"The proportion of pregnant admissions where opioids were the primary substance of use increased from 16.9% to 41.6% during the study period, while the proportion of pregnant admissions with OUD who received pharmacotherapy remained relatively unchanged at around 50%. Overall, pharmacotherapy recipients were generally older and white, more likely to receive treatment in an outpatient setting, be self-referred, and report heroin as the primary substance, daily substance use, and intravenous drug use, and less likely to have a co-occurring psychiatric problem compared to those who did not receive pharmacotherapy. Regional differences in pharmacotherapy utilization exist; the South consistently had the fewest pregnant admissions with OUD receiving pharmacotherapy.

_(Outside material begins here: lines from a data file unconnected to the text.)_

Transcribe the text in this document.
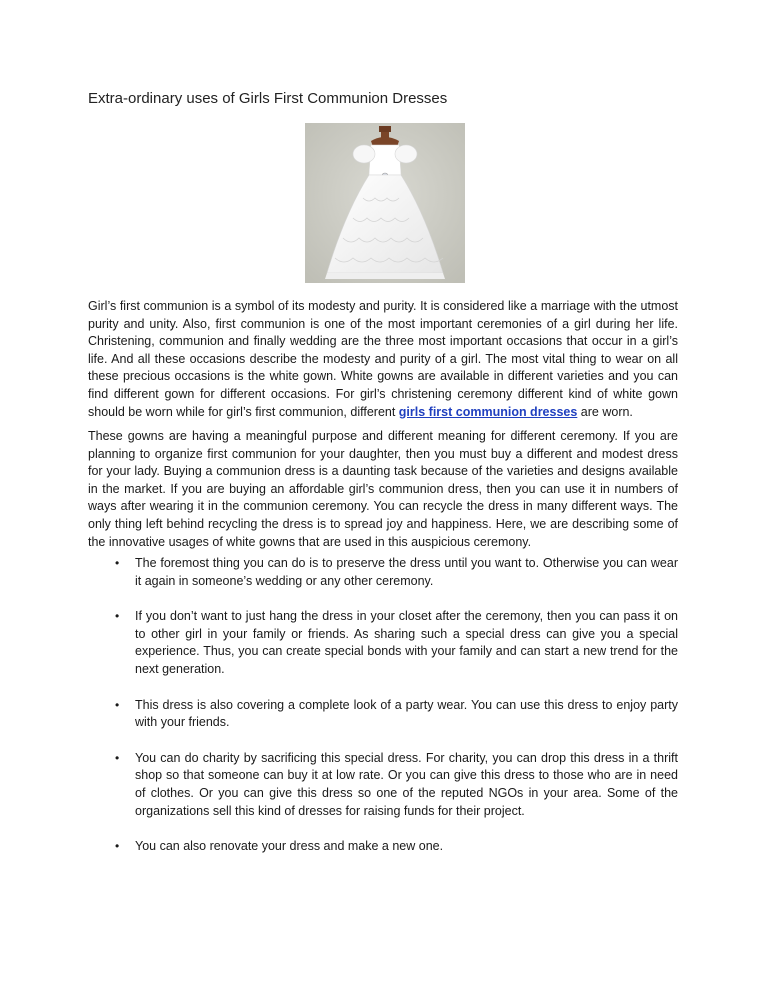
Extra-ordinary uses of Girls First Communion Dresses

Girl’s first communion is a symbol of its modesty and purity. It is considered like a marriage with the utmost purity and unity. Also, first communion is one of the most important ceremonies of a girl during her life. Christening, communion and finally wedding are the three most important occasions that occur in a girl’s life. And all these occasions describe the modesty and purity of a girl. The most vital thing to wear on all these precious occasions is the white gown. White gowns are available in different varieties and you can find different gown for different occasions. For girl’s christening ceremony different kind of white gown should be worn while for girl’s first communion, different girls first communion dresses are worn.

These gowns are having a meaningful purpose and different meaning for different ceremony. If you are planning to organize first communion for your daughter, then you must buy a different and modest dress for your lady. Buying a communion dress is a daunting task because of the varieties and designs available in the market. If you are buying an affordable girl’s communion dress, then you can use it in numbers of ways after wearing it in the communion ceremony. You can recycle the dress in many different ways. The only thing left behind recycling the dress is to spread joy and happiness. Here, we are describing some of the innovative usages of white gowns that are used in this auspicious ceremony.

• The foremost thing you can do is to preserve the dress until you want to. Otherwise you can wear it again in someone’s wedding or any other ceremony.
• If you don’t want to just hang the dress in your closet after the ceremony, then you can pass it on to other girl in your family or friends. As sharing such a special dress can give you a special experience. Thus, you can create special bonds with your family and can start a new trend for the next generation.
• This dress is also covering a complete look of a party wear. You can use this dress to enjoy party with your friends.
• You can do charity by sacrificing this special dress. For charity, you can drop this dress in a thrift shop so that someone can buy it at low rate. Or you can give this dress to those who are in need of clothes. Or you can give this dress so one of the reputed NGOs in your area. Some of the organizations sell this kind of dresses for raising funds for their project.
• You can also renovate your dress and make a new one.
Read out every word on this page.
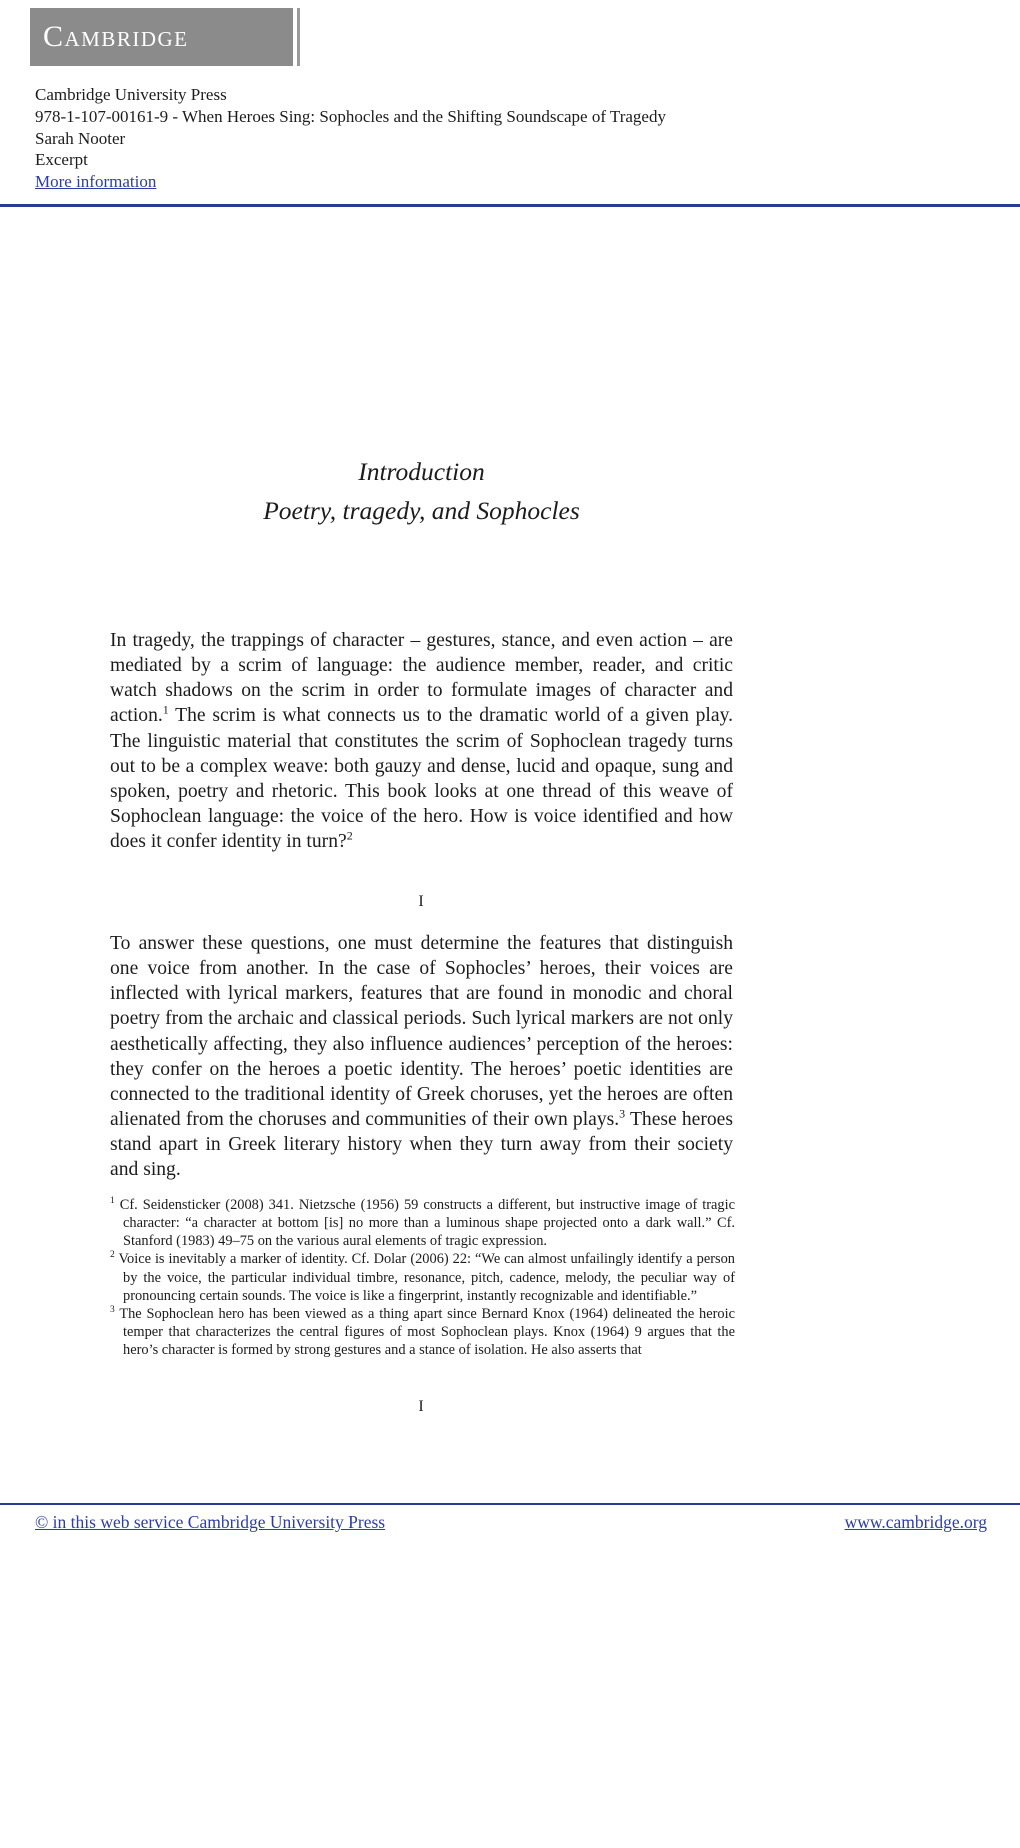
Cambridge
Cambridge University Press
978-1-107-00161-9 - When Heroes Sing: Sophocles and the Shifting Soundscape of Tragedy
Sarah Nooter
Excerpt
More information
Introduction
Poetry, tragedy, and Sophocles

In tragedy, the trappings of character – gestures, stance, and even action – are mediated by a scrim of language: the audience member, reader, and critic watch shadows on the scrim in order to formulate images of character and action.$^1$ The scrim is what connects us to the dramatic world of a given play. The linguistic material that constitutes the scrim of Sophoclean tragedy turns out to be a complex weave: both gauzy and dense, lucid and opaque, sung and spoken, poetry and rhetoric. This book looks at one thread of this weave of Sophoclean language: the voice of the hero. How is voice identified and how does it confer identity in turn?$^2$

I

To answer these questions, one must determine the features that distinguish one voice from another. In the case of Sophocles’ heroes, their voices are inflected with lyrical markers, features that are found in monodic and choral poetry from the archaic and classical periods. Such lyrical markers are not only aesthetically affecting, they also influence audiences’ perception of the heroes: they confer on the heroes a poetic identity. The heroes’ poetic identities are connected to the traditional identity of Greek choruses, yet the heroes are often alienated from the choruses and communities of their own plays.$^3$ These heroes stand apart in Greek literary history when they turn away from their society and sing.

$^1$ Cf. Seidensticker (2008) 341. Nietzsche (1956) 59 constructs a different, but instructive image of tragic character: “a character at bottom [is] no more than a luminous shape projected onto a dark wall.” Cf. Stanford (1983) 49–75 on the various aural elements of tragic expression.
$^2$ Voice is inevitably a marker of identity. Cf. Dolar (2006) 22: “We can almost unfailingly identify a person by the voice, the particular individual timbre, resonance, pitch, cadence, melody, the peculiar way of pronouncing certain sounds. The voice is like a fingerprint, instantly recognizable and identifiable.”
$^3$ The Sophoclean hero has been viewed as a thing apart since Bernard Knox (1964) delineated the heroic temper that characterizes the central figures of most Sophoclean plays. Knox (1964) 9 argues that the hero’s character is formed by strong gestures and a stance of isolation. He also asserts that
I
© in this web service Cambridge University Press	www.cambridge.org
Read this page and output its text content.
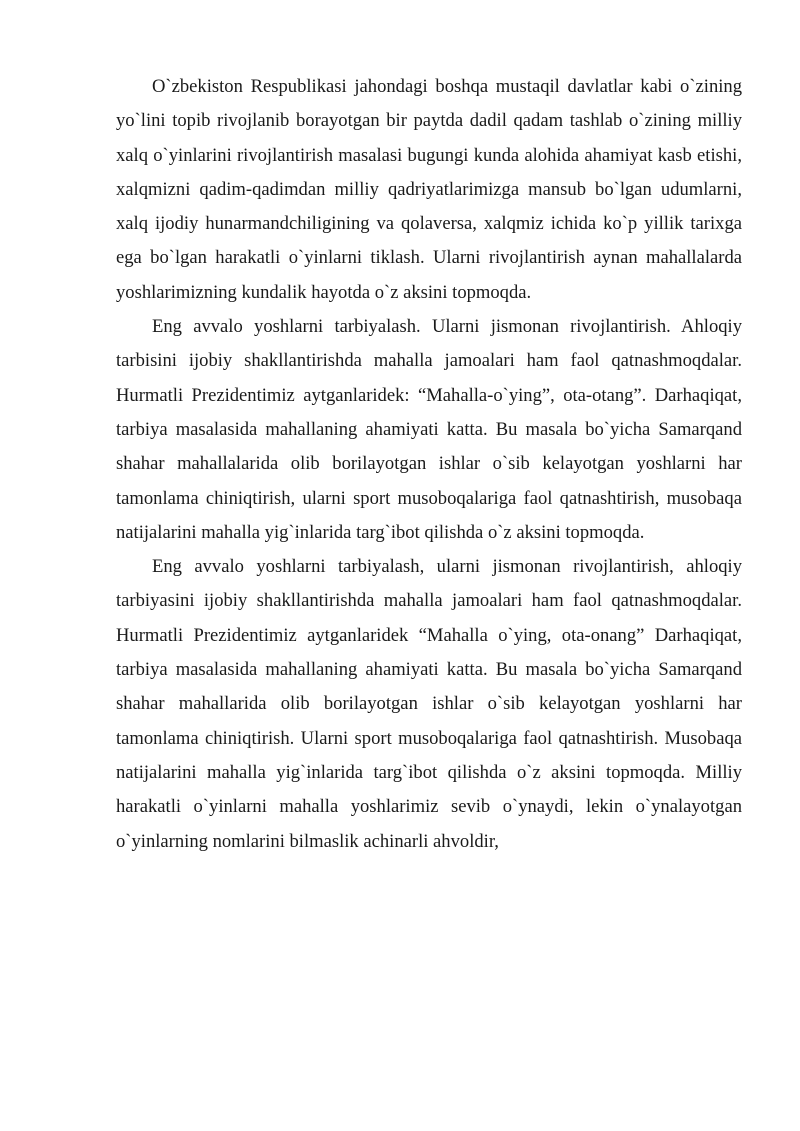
O`zbekiston Respublikasi jahondagi boshqa mustaqil davlatlar kabi o`zining yo`lini topib rivojlanib borayotgan bir paytda dadil qadam tashlab o`zining milliy xalq o`yinlarini rivojlantirish masalasi bugungi kunda alohida ahamiyat kasb etishi, xalqmizni qadim-qadimdan milliy qadriyatlarimizga mansub bo`lgan udumlarni, xalq ijodiy hunarmandchiligining va qolaversa, xalqmiz ichida ko`p yillik tarixga ega bo`lgan harakatli o`yinlarni tiklash. Ularni rivojlantirish aynan mahallalarda yoshlarimizning kundalik hayotda o`z aksini topmoqda.

Eng avvalo yoshlarni tarbiyalash. Ularni jismonan rivojlantirish. Ahloqiy tarbisini ijobiy shakllantirishda mahalla jamoalari ham faol qatnashmoqdalar. Hurmatli Prezidentimiz aytganlaridek: “Mahalla-o`ying”, ota-otang”. Darhaqiqat, tarbiya masalasida mahallaning ahamiyati katta. Bu masala bo`yicha Samarqand shahar mahallalarida olib borilayotgan ishlar o`sib kelayotgan yoshlarni har tamonlama chiniqtirish, ularni sport musoboqalariga faol qatnashtirish, musobaqa natijalarini mahalla yig`inlarida targ`ibot qilishda o`z aksini topmoqda.

Eng avvalo yoshlarni tarbiyalash, ularni jismonan rivojlantirish, ahloqiy tarbiyasini ijobiy shakllantirishda mahalla jamoalari ham faol qatnashmoqdalar. Hurmatli Prezidentimiz aytganlaridek “Mahalla o`ying, ota-onang” Darhaqiqat, tarbiya masalasida mahallaning ahamiyati katta. Bu masala bo`yicha Samarqand shahar mahallarida olib borilayotgan ishlar o`sib kelayotgan yoshlarni har tamonlama chiniqtirish. Ularni sport musoboqalariga faol qatnashtirish. Musobaqa natijalarini mahalla yig`inlarida targ`ibot qilishda o`z aksini topmoqda. Milliy harakatli o`yinlarni mahalla yoshlarimiz sevib o`ynaydi, lekin o`ynalayotgan o`yinlarning nomlarini bilmaslik achinarli ahvoldir,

"Although the proportion of pregnant admissions to substance use treatment centers with OUD has increased since the mid-1990s, the proportion receiving pharmacotherapy has not changed. Significant variations in pharmacotherapy utilization exist by geography and demographic, substance use and treatment characteristics. Utilization of pharmacotherapy at publically funded treatment centers providing care for pregnant women with OUD should be expanded."


Vanessa L. Short, Dennis J. Hand, Lauren MacAfee, Diane J. Abatemarco, Mishka Terplan. Trends and disparities in receipt of pharmacotherapy among pregnant women in publicly funded treatment programs for opioid use disorder in the United States. Journal of Substance Abuse Treatment, Volume 89, 2018, Pages 67-74, ISSN 0740-5472. doi.org/10.1016/j.jsat.2018.04.003.